In der Lucas-Cranach-Straße werden im Zuge der Erneuerung der Gehweganlagen erstmals Musterflächen angelegt, um den Bürgern zu zeigen, mit welchen Materialien die dringend notwendige Sanierung des Hauptmarktes durchgeführt werden soll. Hier wünsche ich mir eine breite Bürgerbeteiligung, denn ich höre das Klagen der Frauen über das Gothaer Pflaster und hier können wir mit den Füßen und dem Wort abstimmen, wie der zukünftige Pflasterbelag aussehen soll - mustergültig für Gotha.

Die beliebte Schwarze Brücke wird anlässlich des Reformationstages der Öffentlichkeit übergeben werden, für Ende November ist der Retentionsraum Ratsrinne und die Justus-Perthes-Straße fertig, der Hersdorfplatz wird uns zum Weihnachtsfest mit kugelrunden Fahrspuren erfreuen.

Leistungsintensiv investieren wir zurzeit in über zehn Straßenreparaturmaßnahmen mit einem Volumen von 340.000 Euro.

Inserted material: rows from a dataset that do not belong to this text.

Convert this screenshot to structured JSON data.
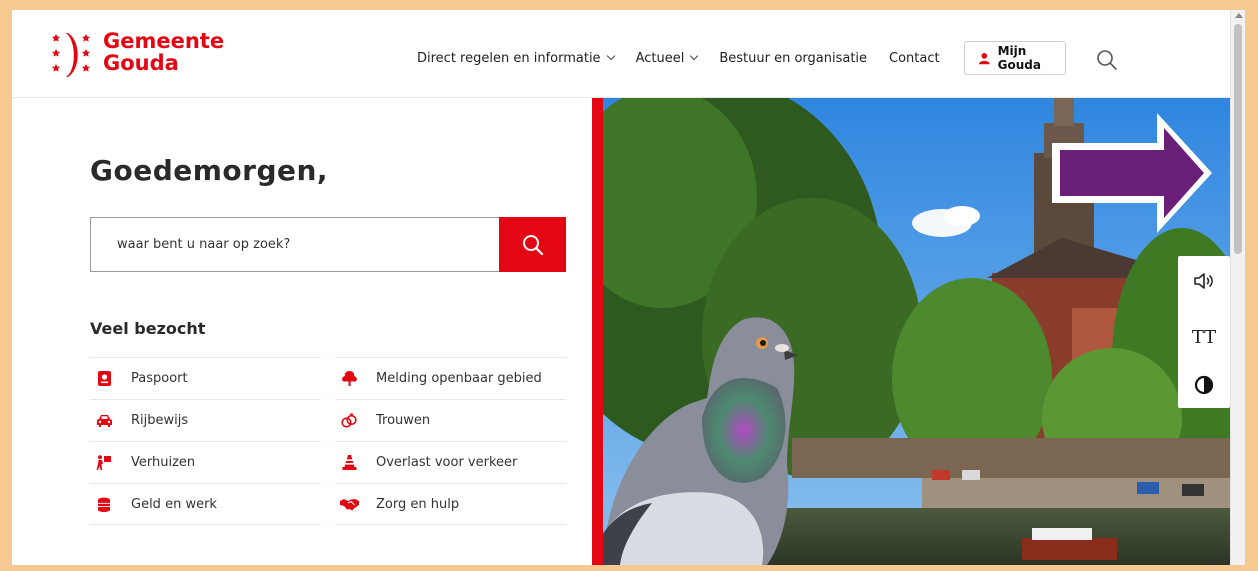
{
  "site": {
    "logo_line1": "Gemeente",
    "logo_line2": "Gouda",
    "brand_color": "#e30613"
  },
  "nav": {
    "items": [
      {
        "label": "Direct regelen en informatie",
        "has_dropdown": true
      },
      {
        "label": "Actueel",
        "has_dropdown": true
      },
      {
        "label": "Bestuur en organisatie",
        "has_dropdown": false
      },
      {
        "label": "Contact",
        "has_dropdown": false
      }
    ],
    "account_button": "Mijn Gouda",
    "account_icon": "user-icon",
    "search_icon": "search-icon"
  },
  "main": {
    "greeting": "Goedemorgen,",
    "search_placeholder": "waar bent u naar op zoek?",
    "popular_title": "Veel bezocht",
    "popular_left": [
      {
        "label": "Paspoort",
        "icon": "passport-icon"
      },
      {
        "label": "Rijbewijs",
        "icon": "car-icon"
      },
      {
        "label": "Verhuizen",
        "icon": "moving-icon"
      },
      {
        "label": "Geld en werk",
        "icon": "coins-icon"
      }
    ],
    "popular_right": [
      {
        "label": "Melding openbaar gebied",
        "icon": "tree-icon"
      },
      {
        "label": "Trouwen",
        "icon": "rings-icon"
      },
      {
        "label": "Overlast voor verkeer",
        "icon": "traffic-cone-icon"
      },
      {
        "label": "Zorg en hulp",
        "icon": "handshake-icon"
      }
    ]
  },
  "accessibility_tools": [
    {
      "name": "speaker-icon"
    },
    {
      "name": "text-size-icon",
      "text": "TT"
    },
    {
      "name": "contrast-icon"
    }
  ]
}
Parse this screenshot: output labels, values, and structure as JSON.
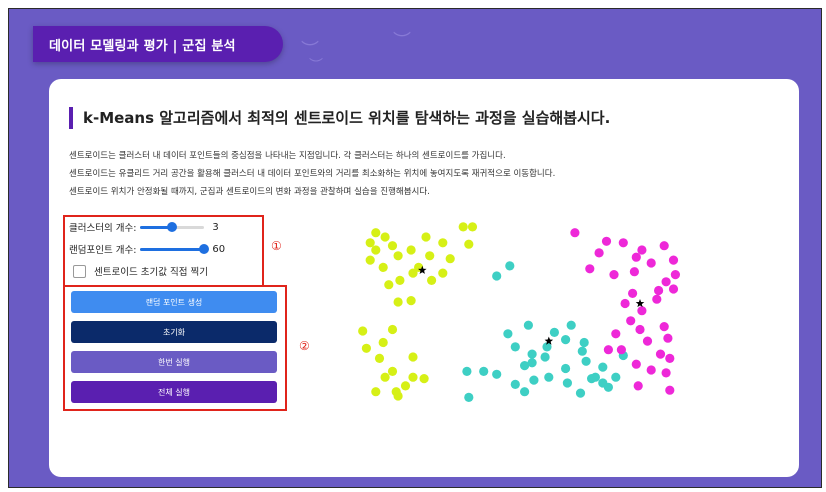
{
  "page": {
    "banner_title": "데이터 모델링과 평가 | 군집 분석",
    "heading": "k-Means 알고리즘에서 최적의 센트로이드 위치를 탐색하는 과정을 실습해봅시다.",
    "description": [
      "센트로이드는 클러스터 내 데이터 포인트들의 중심점을 나타내는 지점입니다. 각 클러스터는 하나의 센트로이드를 가집니다.",
      "센트로이드는 유클리드 거리 공간을 활용해 클러스터 내 데이터 포인트와의 거리를 최소화하는 위치에 놓여지도록 재귀적으로 이동합니다.",
      "센트로이드 위치가 안정화될 때까지, 군집과 센트로이드의 변화 과정을 관찰하며 실습을 진행해봅시다."
    ]
  },
  "controls": {
    "clusters": {
      "label": "클러스터의 개수:",
      "value": "3",
      "fraction": 0.5
    },
    "points": {
      "label": "랜덤포인트 개수:",
      "value": "60",
      "fraction": 1.0
    },
    "manual_centroid": {
      "label": "센트로이드 초기값 직접 찍기",
      "checked": false
    }
  },
  "annotations": {
    "controls": "①",
    "buttons": "②"
  },
  "buttons": [
    {
      "label": "랜덤 포인트 생성",
      "color": "#3f8cf0"
    },
    {
      "label": "초기화",
      "color": "#0b2a6a"
    },
    {
      "label": "한번 실행",
      "color": "#6a5bc4"
    },
    {
      "label": "전체 실행",
      "color": "#5a1fb0"
    }
  ],
  "colors": {
    "cluster_a": "#d6f016",
    "cluster_b": "#3ecfc4",
    "cluster_c": "#ee28d8",
    "centroid": "#000000",
    "frame_bg": "#6a5bc4",
    "accent": "#5a1fb0"
  },
  "scatter": {
    "clusters": [
      {
        "name": "",
        "color": "#d6f016",
        "points": [
          [
            -4.7,
            2.55
          ],
          [
            -4.55,
            2.9
          ],
          [
            -4.3,
            2.75
          ],
          [
            -4.55,
            2.3
          ],
          [
            -4.7,
            1.95
          ],
          [
            -4.35,
            1.7
          ],
          [
            -4.1,
            2.45
          ],
          [
            -3.95,
            2.1
          ],
          [
            -4.2,
            1.1
          ],
          [
            -3.9,
            1.25
          ],
          [
            -3.55,
            1.5
          ],
          [
            -3.4,
            1.7
          ],
          [
            -3.6,
            2.3
          ],
          [
            -3.1,
            2.1
          ],
          [
            -3.2,
            2.75
          ],
          [
            -3.05,
            1.25
          ],
          [
            -2.75,
            2.55
          ],
          [
            -2.55,
            2.0
          ],
          [
            -2.75,
            1.5
          ],
          [
            -2.2,
            3.1
          ],
          [
            -1.95,
            3.1
          ],
          [
            -2.05,
            2.5
          ],
          [
            -3.95,
            0.5
          ],
          [
            -3.6,
            0.55
          ],
          [
            -4.35,
            -0.9
          ],
          [
            -4.1,
            -0.45
          ],
          [
            -3.55,
            -1.4
          ],
          [
            -4.3,
            -2.1
          ],
          [
            -4.55,
            -2.6
          ],
          [
            -4.0,
            -2.6
          ],
          [
            -4.1,
            -1.9
          ],
          [
            -3.55,
            -2.1
          ],
          [
            -3.75,
            -2.4
          ],
          [
            -4.8,
            -1.1
          ],
          [
            -4.9,
            -0.5
          ],
          [
            -4.45,
            -1.45
          ],
          [
            -3.95,
            -2.75
          ],
          [
            -3.25,
            -2.15
          ]
        ]
      },
      {
        "name": "",
        "color": "#3ecfc4",
        "points": [
          [
            -1.3,
            1.4
          ],
          [
            -0.95,
            1.75
          ],
          [
            -1.0,
            -0.6
          ],
          [
            -0.45,
            -0.3
          ],
          [
            -0.8,
            -1.05
          ],
          [
            -0.35,
            -1.3
          ],
          [
            -0.55,
            -1.7
          ],
          [
            -0.35,
            -1.6
          ],
          [
            0.05,
            -1.05
          ],
          [
            0.0,
            -1.4
          ],
          [
            0.55,
            -0.8
          ],
          [
            0.25,
            -0.55
          ],
          [
            0.7,
            -0.3
          ],
          [
            1.05,
            -0.9
          ],
          [
            1.0,
            -1.2
          ],
          [
            1.25,
            -2.15
          ],
          [
            1.55,
            -2.3
          ],
          [
            1.35,
            -2.1
          ],
          [
            1.55,
            -1.75
          ],
          [
            1.1,
            -1.55
          ],
          [
            0.55,
            -1.8
          ],
          [
            -1.65,
            -1.9
          ],
          [
            -2.1,
            -1.9
          ],
          [
            -1.3,
            -2.0
          ],
          [
            -2.05,
            -2.8
          ],
          [
            -0.8,
            -2.35
          ],
          [
            -0.3,
            -2.2
          ],
          [
            -0.55,
            -2.6
          ],
          [
            0.6,
            -2.3
          ],
          [
            0.95,
            -2.65
          ],
          [
            0.1,
            -2.1
          ],
          [
            1.9,
            -2.1
          ],
          [
            1.7,
            -2.45
          ],
          [
            2.1,
            -1.35
          ]
        ]
      },
      {
        "name": "",
        "color": "#ee28d8",
        "points": [
          [
            0.8,
            2.9
          ],
          [
            1.65,
            2.6
          ],
          [
            1.45,
            2.2
          ],
          [
            2.1,
            2.55
          ],
          [
            2.6,
            2.3
          ],
          [
            2.45,
            2.05
          ],
          [
            3.2,
            2.45
          ],
          [
            3.45,
            1.95
          ],
          [
            1.2,
            1.65
          ],
          [
            1.85,
            1.45
          ],
          [
            2.4,
            1.55
          ],
          [
            2.85,
            1.85
          ],
          [
            3.25,
            1.2
          ],
          [
            3.45,
            0.95
          ],
          [
            2.35,
            0.8
          ],
          [
            3.0,
            0.6
          ],
          [
            2.6,
            0.2
          ],
          [
            2.15,
            0.45
          ],
          [
            2.3,
            -0.15
          ],
          [
            2.55,
            -0.45
          ],
          [
            3.2,
            -0.35
          ],
          [
            2.75,
            -0.85
          ],
          [
            3.1,
            -1.3
          ],
          [
            3.35,
            -1.45
          ],
          [
            2.85,
            -1.85
          ],
          [
            3.25,
            -1.95
          ],
          [
            2.45,
            -1.65
          ],
          [
            2.05,
            -1.15
          ],
          [
            1.7,
            -1.15
          ],
          [
            1.9,
            -0.6
          ],
          [
            2.5,
            -2.4
          ],
          [
            3.35,
            -2.55
          ],
          [
            3.3,
            -0.75
          ],
          [
            3.05,
            0.9
          ],
          [
            3.5,
            1.45
          ]
        ]
      }
    ],
    "centroids": [
      [
        -3.3,
        1.6
      ],
      [
        0.1,
        -0.85
      ],
      [
        2.55,
        0.45
      ]
    ]
  }
}
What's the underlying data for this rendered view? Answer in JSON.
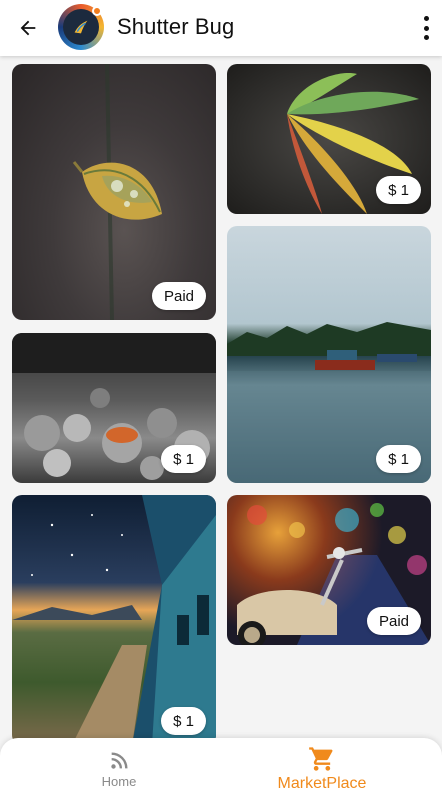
{
  "appbar": {
    "title": "Shutter Bug"
  },
  "photos": [
    {
      "price": "Paid"
    },
    {
      "price": "$ 1"
    },
    {
      "price": "$ 1"
    },
    {
      "price": "$ 1"
    },
    {
      "price": "$ 1"
    },
    {
      "price": "Paid"
    }
  ],
  "bottom_nav": {
    "home_label": "Home",
    "marketplace_label": "MarketPlace",
    "active": "MarketPlace"
  },
  "colors": {
    "accent": "#f08a1c",
    "inactive": "#8a8a8a"
  }
}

Alles für die Kinder in Gotha
Zur Umsetzung des neuen Thüringer Kindertagesstättengesetzes, eines Gesetzes, das einmalig ist in der Welt bei der Festsetzung der Betreuungsbedingungen, konnten 38 neue Mitarbeiterinnen und Mitarbeiter ins Team aufgenommen werden, damit stehen fast 200 Mitarbeiterinnen und Mitarbeiter zur Kinderbetreuung zur Verfügung. Das Reggio-Kinderhaus konnte vor wenigen Tagen zur vollständigen Nutzung übergeben werden, wir haben 760.000 Euro investiert, der AWO-Kindergarten in der Mariengasse ist fertiggestellt, 142.000 Euro sind in der Bendastraße investiert.

Die letzten fünf Jahre waren für Schulen und Kindertagesstätten der Stadt Gotha die investivsten, farbenfreudigsten Zeiten und die gestiegenen Kinderzahlen belegen, dass wir auf dem richtigen Wege sind.

In der letzten Woche habe ich mich kritisch zur Vergabe der Mittel aus dem Bundesprogramm der Ministerin von der Leyen durch den Landkreis Gotha geäußert. Ich habe auch keinen Grund, meine Feststellungen zu revidieren, denn, das Geld wird aufgrund der geborenen Kinder ausgereicht und nicht nach der Schönheit des Landkreises, und wenn in Gotha 35% aller Kinder leben, so stehen der Stadt auch Mittel in dieser Größenordnung zu, werden nur 10 Kinder in anderen Orten pro Jahr geboren, so können diese Gemeinden nicht 200.000 Euro erhalten, so ist das Gesetz nicht ausgelegt und dies muss klar angesagt werden. Eine weitere Benachteiligung der Stadt Gotha und ihrer jüngsten Bürger ist nicht hinnehmbar.

Hunde in Gotha
Die wundersame Bescherung des Freistaates Thüringen, das Gesetz zum Schutz der Bevölkerung vor Tiergefahren vom 01.09. 2011 ist wieder eine Tatsache, in dem den Kommunen Aufgaben übertragen werden, ohne dafür die notwendigen finanziellen Mittel zu erhalten. Die Stadt Gotha ist jetzt für 56 gemeldete gefährliche Rassehunde, aber auch für Würgeschlangen, Echsen und Spinnen zuständig, Tiere, die wir bisher noch nie erfasst haben. Bisher hat nur 1 Hundehalter seinen Antrag gestellt, alle anderen müssen jetzt von uns aufgesucht werden. Wir rechnen mit einer hohen Dunkelziffer bisher nicht gemeldeter Hunde dieser Rassen und deren Mischlingen, seit dem 1.9. ist auch für diese Hunde Maulkorbzwang.

Ich muss heute hier feststellen, über die kommunalen Finanzen wurde in keinem Falle solange diskutiert wie über die Einführung dieses Gesetzes, man nahm den Kommunen das Geld in Sekunden und gab ihnen in einjähriger Schwerstarbeit neue von ihnen zu bezahlende Aufgaben, so klappt Landespolitik.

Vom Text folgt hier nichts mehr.